Though it meanders through the early part of its tale like a gentle, grimy Kim Ki-duk film, its odd characters seeming essentially harmless, Choking Man has a darker side. Jorge shares his one room apartment with a roommate who may or may not be real, yet who seems to wield enormous influence over him. When he is bullied at work, the roommate is quick to suggest resorting to violence. Jorge keeps the newspaper Amy gives him by the side of his bed. He watches her through cracks in doors. It's not exactly a healthy approach to romance but then, how could it be? The gulf between his world and hers is enormous.
Choking Man is the first major feature film by Steve Barron, a man who made a big impression back in the Eighties with the video he made for A-Ha's Take On Me, in which characters crossed between real and animated worlds.

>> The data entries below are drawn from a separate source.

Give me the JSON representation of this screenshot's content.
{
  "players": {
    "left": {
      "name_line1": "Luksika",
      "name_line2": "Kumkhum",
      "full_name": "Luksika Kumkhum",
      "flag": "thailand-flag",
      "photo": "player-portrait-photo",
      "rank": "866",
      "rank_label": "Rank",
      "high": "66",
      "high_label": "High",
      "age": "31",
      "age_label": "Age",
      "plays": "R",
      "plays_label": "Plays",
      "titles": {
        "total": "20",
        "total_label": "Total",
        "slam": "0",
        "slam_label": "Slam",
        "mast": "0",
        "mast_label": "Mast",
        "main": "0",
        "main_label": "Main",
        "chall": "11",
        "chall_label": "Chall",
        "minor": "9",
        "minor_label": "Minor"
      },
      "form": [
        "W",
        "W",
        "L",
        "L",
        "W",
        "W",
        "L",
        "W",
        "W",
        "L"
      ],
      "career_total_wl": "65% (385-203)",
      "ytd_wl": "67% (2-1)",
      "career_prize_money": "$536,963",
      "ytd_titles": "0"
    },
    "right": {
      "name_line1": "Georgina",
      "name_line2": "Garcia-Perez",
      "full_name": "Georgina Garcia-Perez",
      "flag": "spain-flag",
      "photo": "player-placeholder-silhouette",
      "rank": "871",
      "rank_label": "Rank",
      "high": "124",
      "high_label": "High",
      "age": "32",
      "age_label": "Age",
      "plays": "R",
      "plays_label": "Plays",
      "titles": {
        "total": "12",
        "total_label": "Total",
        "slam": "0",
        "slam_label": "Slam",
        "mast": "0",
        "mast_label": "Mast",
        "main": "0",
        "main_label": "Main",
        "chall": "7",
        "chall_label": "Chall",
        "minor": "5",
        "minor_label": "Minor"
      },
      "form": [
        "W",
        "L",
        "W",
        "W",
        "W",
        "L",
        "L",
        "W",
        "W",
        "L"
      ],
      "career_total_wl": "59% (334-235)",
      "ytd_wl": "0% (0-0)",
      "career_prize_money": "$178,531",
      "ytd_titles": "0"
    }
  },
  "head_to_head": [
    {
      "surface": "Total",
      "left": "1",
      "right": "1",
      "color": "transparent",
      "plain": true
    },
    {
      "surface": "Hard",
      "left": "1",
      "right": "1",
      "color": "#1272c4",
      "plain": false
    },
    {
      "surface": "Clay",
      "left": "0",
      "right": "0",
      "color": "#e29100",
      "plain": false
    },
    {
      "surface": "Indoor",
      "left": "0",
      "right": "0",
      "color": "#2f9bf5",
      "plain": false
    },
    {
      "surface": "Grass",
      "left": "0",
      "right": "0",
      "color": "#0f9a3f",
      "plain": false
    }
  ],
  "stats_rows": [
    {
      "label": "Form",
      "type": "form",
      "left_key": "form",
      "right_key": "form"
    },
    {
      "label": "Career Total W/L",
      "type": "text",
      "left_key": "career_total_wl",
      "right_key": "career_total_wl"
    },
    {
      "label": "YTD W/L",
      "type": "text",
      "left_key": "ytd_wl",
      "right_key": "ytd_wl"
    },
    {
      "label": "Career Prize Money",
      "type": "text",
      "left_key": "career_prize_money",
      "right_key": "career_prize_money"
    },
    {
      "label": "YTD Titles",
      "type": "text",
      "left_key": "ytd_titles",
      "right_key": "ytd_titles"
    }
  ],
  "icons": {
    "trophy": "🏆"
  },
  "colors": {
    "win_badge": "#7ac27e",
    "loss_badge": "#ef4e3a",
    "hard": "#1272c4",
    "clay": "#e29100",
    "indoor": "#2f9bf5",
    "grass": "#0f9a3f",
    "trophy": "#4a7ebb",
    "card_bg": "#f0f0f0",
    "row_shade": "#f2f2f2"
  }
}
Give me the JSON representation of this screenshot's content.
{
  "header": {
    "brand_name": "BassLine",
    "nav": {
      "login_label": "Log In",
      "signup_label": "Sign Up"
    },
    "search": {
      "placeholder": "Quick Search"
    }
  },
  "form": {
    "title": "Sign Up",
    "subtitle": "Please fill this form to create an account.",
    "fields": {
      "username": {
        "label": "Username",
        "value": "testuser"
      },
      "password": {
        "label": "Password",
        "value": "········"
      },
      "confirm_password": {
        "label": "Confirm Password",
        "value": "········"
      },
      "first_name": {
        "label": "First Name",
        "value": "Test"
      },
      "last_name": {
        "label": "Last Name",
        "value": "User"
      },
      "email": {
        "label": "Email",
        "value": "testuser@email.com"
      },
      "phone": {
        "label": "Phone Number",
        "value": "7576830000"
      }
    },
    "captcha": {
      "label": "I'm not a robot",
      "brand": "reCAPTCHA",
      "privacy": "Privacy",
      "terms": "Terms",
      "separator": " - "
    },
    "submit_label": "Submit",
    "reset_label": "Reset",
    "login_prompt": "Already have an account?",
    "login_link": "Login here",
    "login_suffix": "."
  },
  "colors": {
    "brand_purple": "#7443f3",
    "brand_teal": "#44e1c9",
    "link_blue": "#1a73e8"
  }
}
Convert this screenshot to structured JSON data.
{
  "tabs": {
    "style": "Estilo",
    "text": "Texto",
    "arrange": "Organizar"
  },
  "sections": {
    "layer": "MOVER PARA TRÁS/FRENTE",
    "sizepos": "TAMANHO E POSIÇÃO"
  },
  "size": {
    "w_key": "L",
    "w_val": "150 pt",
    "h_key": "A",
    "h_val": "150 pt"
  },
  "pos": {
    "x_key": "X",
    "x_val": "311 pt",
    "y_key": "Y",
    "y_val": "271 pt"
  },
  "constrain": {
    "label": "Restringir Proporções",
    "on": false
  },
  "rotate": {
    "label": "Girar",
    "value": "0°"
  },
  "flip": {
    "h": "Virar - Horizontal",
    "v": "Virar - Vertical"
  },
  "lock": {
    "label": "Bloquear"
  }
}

That video is recalled here when Jorge dreams of a rabbit, adding to the film's complex overtones of magical realism, whilst, on a more playful note, Jorge's well-intentioned tormentor, Jerry, dances round the kitchen singing Eighties hits.
Though parts of the film are slow, there's some great character work from the actors, and an astute balance between Jorge's awakening romantic feelings and the growing sense of threat. Suffice to say that when the ending comes, it's something altogether unexpected. Some may consider it an anti-climax, but it's a deliberate one, hinting at something altogether more valuable than the standard pay-offs we have come to expect from cinema.
This is far from easy going, yet it's surprisingly gripping, at least in the early stages, and it maintains a certain charm throughout. You certainly won't see many other films like it.